In “Kaleidoscope”(2012), the other large piece in the room, a layering of shape and color works together with the silkscreened image of Melnikov’s hexagonal windows as they wrap around his studio, creating a play of forms that hints at the complexity of the backstory of the two men that so engages Diao. Melnikov, famous in 1924 for his design of Lenin’s tomb in Moscow’s Red Square, soon became, like Malevich, a censored member of the avant-garde and turned to painting when his architectural license was revoked in 1937. Malevich, after the early Suprematist exhibitions were similarly restrained, as we understand this history from afar, and began to make, among other things, highly abstract architectonic models that foreshadow the architectural modernism that was yet to come.
“Kaleidoscope” works formally here in a way that is counter to “Konstantin Melnikov Architect” (2012), “Suppressed (small)”(2012),and “Hobbled”(2012), the text-based paintings hanging next to it.
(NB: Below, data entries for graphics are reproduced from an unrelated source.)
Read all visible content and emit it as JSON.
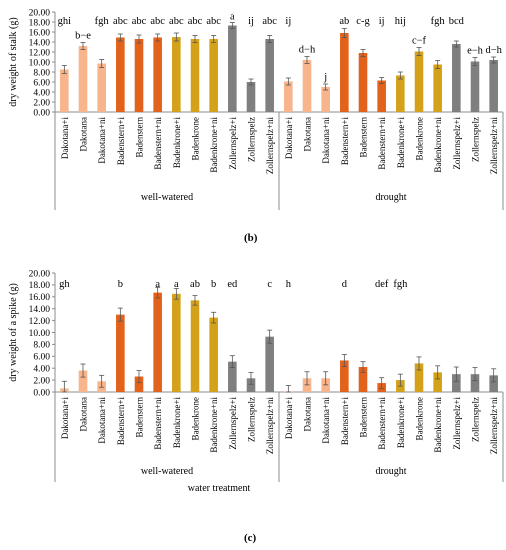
{
  "panel_labels": [
    "(b)",
    "(c)"
  ],
  "colors": {
    "Dakotana": "#F8B48A",
    "Badenstern": "#E2621B",
    "Badenkrone": "#D3A21A",
    "Zollernspelz": "#7F7F7F",
    "axis": "#8C8C8C",
    "error_bar": "#555555"
  },
  "chart_data": [
    {
      "type": "bar",
      "panel": "(b)",
      "title": "",
      "ylabel": "dry weight of stalk (g)",
      "xlabel": "",
      "ylim": [
        0,
        20
      ],
      "ytick_step": 2,
      "ytick_labels": [
        "0.00",
        "2.00",
        "4.00",
        "6.00",
        "8.00",
        "10.00",
        "12.00",
        "14.00",
        "16.00",
        "18.00",
        "20.00"
      ],
      "group_labels": [
        "well-watered",
        "drought"
      ],
      "categories": [
        "Dakotana+i",
        "Dakotana",
        "Dakotana+ni",
        "Badenstern+i",
        "Badenstern",
        "Badenstern+ni",
        "Badenkrone+i",
        "Badenkrone",
        "Badenkrone+ni",
        "Zollernspelz+i",
        "Zollernspelz",
        "Zollernspelz+ni",
        "Dakotana+i",
        "Dakotana",
        "Dakotana+ni",
        "Badenstern+i",
        "Badenstern",
        "Badenstern+ni",
        "Badenkrone+i",
        "Badenkrone",
        "Badenkrone+ni",
        "Zollernspelz+i",
        "Zollernspelz",
        "Zollernspelz+ni"
      ],
      "values": [
        8.5,
        13.2,
        9.7,
        14.9,
        14.6,
        14.9,
        15.0,
        14.6,
        14.6,
        17.3,
        6.0,
        14.6,
        6.1,
        10.4,
        5.0,
        15.8,
        11.8,
        6.3,
        7.3,
        12.1,
        9.5,
        13.6,
        10.1,
        10.4
      ],
      "errors": [
        0.8,
        0.7,
        0.8,
        0.7,
        0.8,
        0.7,
        0.8,
        0.7,
        0.7,
        0.6,
        0.6,
        0.7,
        0.7,
        0.7,
        0.6,
        0.9,
        0.7,
        0.6,
        0.7,
        0.8,
        0.8,
        0.6,
        0.8,
        0.6
      ],
      "letters": [
        "ghi",
        "b−e",
        "fgh",
        "abc",
        "abc",
        "abc",
        "abc",
        "abc",
        "abc",
        "a",
        "ij",
        "abc",
        "ij",
        "d−h",
        "j",
        "ab",
        "c-g",
        "ij",
        "hij",
        "c−f",
        "fgh",
        "bcd",
        "e−h",
        "d−h"
      ]
    },
    {
      "type": "bar",
      "panel": "(c)",
      "title": "",
      "ylabel": "dry weight of a spike (g)",
      "xlabel": "water treatment",
      "ylim": [
        0,
        20
      ],
      "ytick_step": 2,
      "ytick_labels": [
        "0.00",
        "2.00",
        "4.00",
        "6.00",
        "8.00",
        "10.00",
        "12.00",
        "14.00",
        "16.00",
        "18.00",
        "20.00"
      ],
      "group_labels": [
        "well-watered",
        "drought"
      ],
      "categories": [
        "Dakotana+i",
        "Dakotana",
        "Dakotana+ni",
        "Badenstern+i",
        "Badenstern",
        "Badenstern+ni",
        "Badenkrone+i",
        "Badenkrone",
        "Badenkrone+ni",
        "Zollernspelz+i",
        "Zollernspelz",
        "Zollernspelz+ni",
        "Dakotana+i",
        "Dakotana",
        "Dakotana+ni",
        "Badenstern+i",
        "Badenstern",
        "Badenstern+ni",
        "Badenkrone+i",
        "Badenkrone",
        "Badenkrone+ni",
        "Zollernspelz+i",
        "Zollernspelz",
        "Zollernspelz+ni"
      ],
      "values": [
        0.6,
        3.6,
        1.8,
        13.0,
        2.6,
        16.7,
        16.5,
        15.4,
        12.5,
        5.1,
        2.3,
        9.3,
        0.1,
        2.3,
        2.3,
        5.3,
        4.2,
        1.5,
        2.0,
        4.8,
        3.3,
        3.0,
        3.0,
        2.8
      ],
      "errors": [
        1.2,
        1.1,
        1.0,
        1.1,
        1.0,
        0.9,
        0.9,
        0.8,
        0.9,
        1.0,
        1.0,
        1.1,
        1.0,
        1.1,
        1.1,
        1.0,
        0.9,
        0.9,
        1.0,
        1.1,
        1.1,
        1.2,
        1.1,
        1.1
      ],
      "letters": [
        "gh",
        "",
        "",
        "b",
        "",
        "a",
        "a",
        "ab",
        "b",
        "ed",
        "",
        "c",
        "h",
        "",
        "",
        "d",
        "",
        "def",
        "fgh",
        "",
        "",
        "",
        "",
        ""
      ]
    }
  ]
}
Using a schematic plan of Melnikov’s 1927 house and studio configured as a Venn diagram, Diao overlays a text meaning “hobbled” or “suppressed” in Russian, allowing the content to be determined both referentially and linguistically. The words Diao chose for this body of work—“hobbled” and “suppressed”— point to not only aspects of Melnikov’s creative life, but also to the condition of receivership on the part of the works’ audience. Formal interaction and interpretation of nomenclature is by definition nil, and these works, next to the more fluid and permeable large works, “Kaleidoscope” and “KM,” seem both limited and paradigmatic of the shifting currents we are moving through at present.
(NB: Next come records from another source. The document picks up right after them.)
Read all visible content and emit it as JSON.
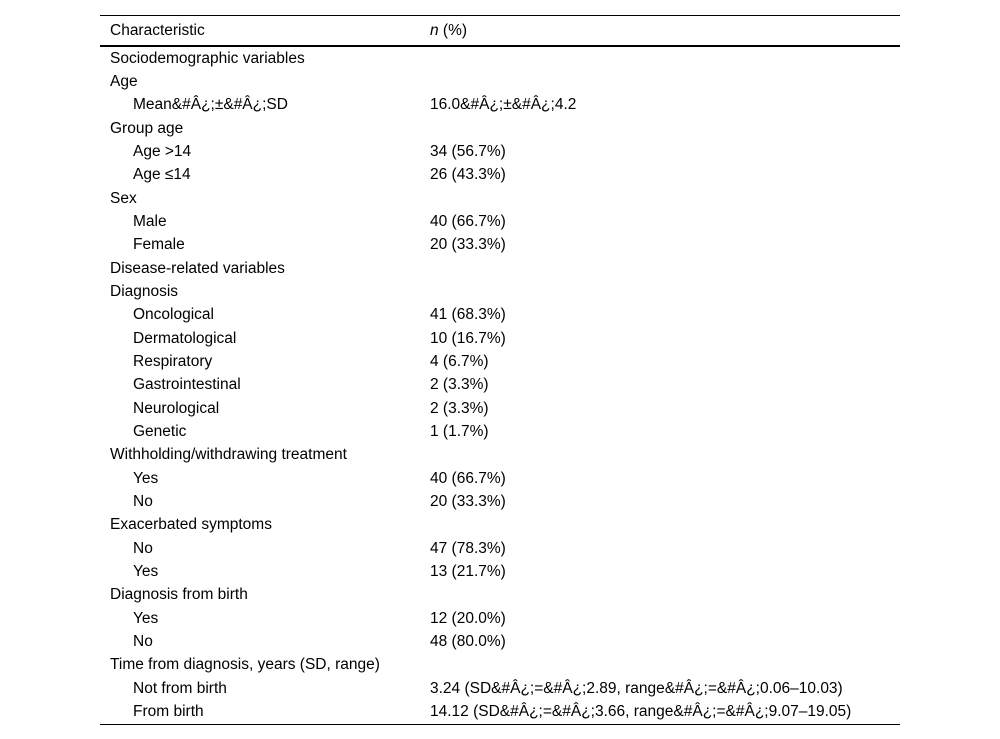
{
  "table": {
    "header": {
      "characteristic": "Characteristic",
      "n_symbol": "n",
      "n_rest": " (%)"
    },
    "rows": [
      {
        "label": "Sociodemographic variables",
        "value": "",
        "indent": 0
      },
      {
        "label": "Age",
        "value": "",
        "indent": 0
      },
      {
        "label": "Mean&#Â¿;±&#Â¿;SD",
        "value": "16.0&#Â¿;±&#Â¿;4.2",
        "indent": 1
      },
      {
        "label": "Group age",
        "value": "",
        "indent": 0
      },
      {
        "label": "Age >14",
        "value": "34 (56.7%)",
        "indent": 1
      },
      {
        "label": "Age ≤14",
        "value": "26 (43.3%)",
        "indent": 1
      },
      {
        "label": "Sex",
        "value": "",
        "indent": 0
      },
      {
        "label": "Male",
        "value": "40 (66.7%)",
        "indent": 1
      },
      {
        "label": "Female",
        "value": "20 (33.3%)",
        "indent": 1
      },
      {
        "label": "Disease-related variables",
        "value": "",
        "indent": 0
      },
      {
        "label": "Diagnosis",
        "value": "",
        "indent": 0
      },
      {
        "label": "Oncological",
        "value": "41 (68.3%)",
        "indent": 1
      },
      {
        "label": "Dermatological",
        "value": "10 (16.7%)",
        "indent": 1
      },
      {
        "label": "Respiratory",
        "value": "4 (6.7%)",
        "indent": 1
      },
      {
        "label": "Gastrointestinal",
        "value": "2 (3.3%)",
        "indent": 1
      },
      {
        "label": "Neurological",
        "value": "2 (3.3%)",
        "indent": 1
      },
      {
        "label": "Genetic",
        "value": "1 (1.7%)",
        "indent": 1
      },
      {
        "label": "Withholding/withdrawing treatment",
        "value": "",
        "indent": 0
      },
      {
        "label": "Yes",
        "value": "40 (66.7%)",
        "indent": 1
      },
      {
        "label": "No",
        "value": "20 (33.3%)",
        "indent": 1
      },
      {
        "label": "Exacerbated symptoms",
        "value": "",
        "indent": 0
      },
      {
        "label": "No",
        "value": "47 (78.3%)",
        "indent": 1
      },
      {
        "label": "Yes",
        "value": "13 (21.7%)",
        "indent": 1
      },
      {
        "label": "Diagnosis from birth",
        "value": "",
        "indent": 0
      },
      {
        "label": "Yes",
        "value": "12 (20.0%)",
        "indent": 1
      },
      {
        "label": "No",
        "value": "48 (80.0%)",
        "indent": 1
      },
      {
        "label": "Time from diagnosis, years (SD, range)",
        "value": "",
        "indent": 0
      },
      {
        "label": "Not from birth",
        "value": "3.24 (SD&#Â¿;=&#Â¿;2.89, range&#Â¿;=&#Â¿;0.06–10.03)",
        "indent": 1
      },
      {
        "label": "From birth",
        "value": "14.12 (SD&#Â¿;=&#Â¿;3.66, range&#Â¿;=&#Â¿;9.07–19.05)",
        "indent": 1
      }
    ],
    "style": {
      "text_color": "#000000",
      "background_color": "#ffffff",
      "rule_color": "#000000"
    }
  }
}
When Diao’s use of Melnikov’s architectural space opens up a void in “KM”(2012), a “K” and an “M” (the initials of both men), seem to hover, stationed neither on the depicted wall—here rendered in a brilliant turquoise—nor on the surface of the painting, despite the texture resulting from being sponged on with stencils. Suspended, they signal his life, as well as Malevich’s, caught as they were in and by the imperatives of the given political regime. The simple forms of the wall in the painting reach out and wrap around the room, which is a relief in this context, as the forms and color are released to speak—each in their own way. Unrestrained by a dominance of theory or dependence on text, and where tendencies and materials that are familiar are being employed, a shift in emphasis is evident. In this formal working through of paintings’ language, both subject and object are finally released from the hegemony of an oppositional sensibility. The questions Diao’s work raises: Are we distant enough from the reign of semiotics for color and form to begin to regain their autonomy and power of signification? Is it only through recourse to the architect’s subject—the body—that a door has been opened for painting?
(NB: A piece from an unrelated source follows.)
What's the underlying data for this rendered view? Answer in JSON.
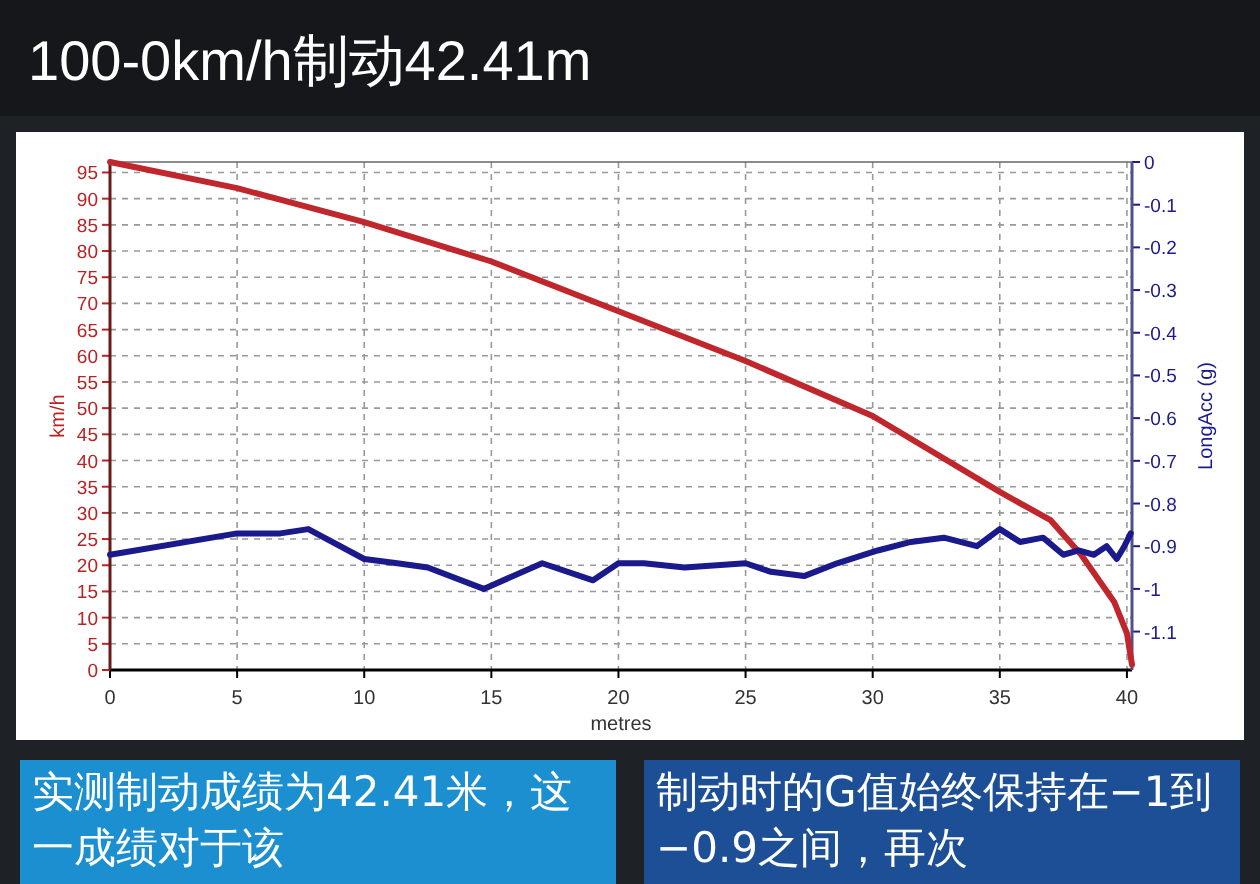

In the back room three works by Diao and an additional wall sculpture by Raad extend their longstanding dialogue.
The dominance of theory and semiotics in art criticism over the last 25 years has taken its toll on the art experience. Beauty too, has been its causality. Where it would be overstepping the bounds to say that beauty in any form is a primary concern here, the workings of formal language do allow for an entry point.